OneSky (Grant location: Vietnam)
The international NGO OneSky for all children developed a training system for independent child care providers who care for children of migrant factory workers in Vietnam’s industrial zones. Now part of Vietnam’s national curriculum for early childhood care and development, OneSky’s program features training sessions developed in collaboration with the SPOON Foundation. These sessions focus on balanced nutrition and feeding techniques, including strategies for children with special needs. OneSky recognizes nutrition as an essential part of nurturing the mental and physical development of our youngest children and delivers these training sessions on nutrition and feeding to child care providers so they are better equipped to support child development more holistically.
PATH (Grant location: Ghana)
PATH is a global nonprofit that works to accelerate health equity in more than 70 countries. In Ghana, PATH is designing and piloting a model in two districts of the capital city, Accra, that demonstrates how child care programs can be used to promote more comprehensive, nurturing care by strengthening linkages between the programs and governmental primary health care and nutrition services. Additionally, PATH will support child care centers in developing their own nutrition guidelines aligned with Ghana’s Nutrition-Friendly School Initiative. It will include:
- Better use of family monetary contributions for procuring and preparing nutritious meals
- Parent and child education about consumption of healthy snacks and foodstuffs
- Monitoring the sale of fizzy drinks and unhealthy food items outside of child care centers.

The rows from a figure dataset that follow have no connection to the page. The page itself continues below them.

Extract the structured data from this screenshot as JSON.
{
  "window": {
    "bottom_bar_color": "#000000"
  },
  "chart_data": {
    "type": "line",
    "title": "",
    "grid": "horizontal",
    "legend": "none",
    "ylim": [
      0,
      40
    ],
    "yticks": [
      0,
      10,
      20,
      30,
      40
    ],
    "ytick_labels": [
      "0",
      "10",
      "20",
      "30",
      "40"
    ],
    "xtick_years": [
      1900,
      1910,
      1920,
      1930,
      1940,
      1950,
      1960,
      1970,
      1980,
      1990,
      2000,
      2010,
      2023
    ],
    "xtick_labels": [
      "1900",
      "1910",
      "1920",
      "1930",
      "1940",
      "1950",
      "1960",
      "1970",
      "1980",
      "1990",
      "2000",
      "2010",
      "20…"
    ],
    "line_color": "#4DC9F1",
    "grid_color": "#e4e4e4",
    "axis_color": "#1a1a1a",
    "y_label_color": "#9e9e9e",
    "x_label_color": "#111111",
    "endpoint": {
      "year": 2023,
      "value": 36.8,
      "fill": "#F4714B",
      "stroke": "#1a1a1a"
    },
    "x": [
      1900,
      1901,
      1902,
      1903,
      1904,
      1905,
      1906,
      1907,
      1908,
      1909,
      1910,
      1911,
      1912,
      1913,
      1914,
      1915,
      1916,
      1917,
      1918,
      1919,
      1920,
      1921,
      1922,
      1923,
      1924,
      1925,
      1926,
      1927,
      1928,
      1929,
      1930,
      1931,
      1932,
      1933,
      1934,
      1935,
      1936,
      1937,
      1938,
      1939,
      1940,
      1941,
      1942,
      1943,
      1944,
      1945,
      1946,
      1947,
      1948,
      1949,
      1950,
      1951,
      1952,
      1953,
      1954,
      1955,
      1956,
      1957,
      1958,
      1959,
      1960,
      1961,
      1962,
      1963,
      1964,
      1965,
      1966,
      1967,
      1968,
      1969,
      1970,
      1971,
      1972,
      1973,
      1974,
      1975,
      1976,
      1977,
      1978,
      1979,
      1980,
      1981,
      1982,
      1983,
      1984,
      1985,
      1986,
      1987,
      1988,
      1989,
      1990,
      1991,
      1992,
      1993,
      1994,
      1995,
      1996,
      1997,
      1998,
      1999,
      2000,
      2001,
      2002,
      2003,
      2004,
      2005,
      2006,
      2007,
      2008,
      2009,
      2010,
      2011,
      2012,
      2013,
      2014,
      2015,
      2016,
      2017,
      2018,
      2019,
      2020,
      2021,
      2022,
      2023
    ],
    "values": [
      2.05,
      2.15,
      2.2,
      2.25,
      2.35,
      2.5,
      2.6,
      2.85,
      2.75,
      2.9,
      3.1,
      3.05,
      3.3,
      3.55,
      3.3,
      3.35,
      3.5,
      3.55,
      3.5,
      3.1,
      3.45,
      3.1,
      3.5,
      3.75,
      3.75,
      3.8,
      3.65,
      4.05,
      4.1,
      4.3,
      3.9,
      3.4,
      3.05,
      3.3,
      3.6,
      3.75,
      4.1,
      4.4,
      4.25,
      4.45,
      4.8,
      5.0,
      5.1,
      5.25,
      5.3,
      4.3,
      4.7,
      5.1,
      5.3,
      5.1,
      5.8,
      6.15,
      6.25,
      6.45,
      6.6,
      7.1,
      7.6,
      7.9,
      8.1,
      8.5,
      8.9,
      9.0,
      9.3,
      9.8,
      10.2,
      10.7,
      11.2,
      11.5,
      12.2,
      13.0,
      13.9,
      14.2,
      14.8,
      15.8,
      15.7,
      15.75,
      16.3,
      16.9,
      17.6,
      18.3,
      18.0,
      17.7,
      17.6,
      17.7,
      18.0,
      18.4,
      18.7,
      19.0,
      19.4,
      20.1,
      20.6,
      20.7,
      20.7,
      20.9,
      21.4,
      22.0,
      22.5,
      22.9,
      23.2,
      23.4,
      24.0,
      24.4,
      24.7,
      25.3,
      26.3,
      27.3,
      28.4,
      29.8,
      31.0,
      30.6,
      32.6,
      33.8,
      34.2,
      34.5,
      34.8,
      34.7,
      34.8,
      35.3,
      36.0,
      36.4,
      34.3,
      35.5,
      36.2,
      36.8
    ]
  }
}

While the foundation’s primary focus is on Early Childhood within the United States, we continue to honor the interests and intentions of our founders through various Legacy Programs, including our Family Philanthropy (FP) work. Within FP, one notable effort is the Global Education Fund, which was established by a member of the Bainum family. This fund provides grants aimed at enhancing access to high-quality early care and education for young children worldwide.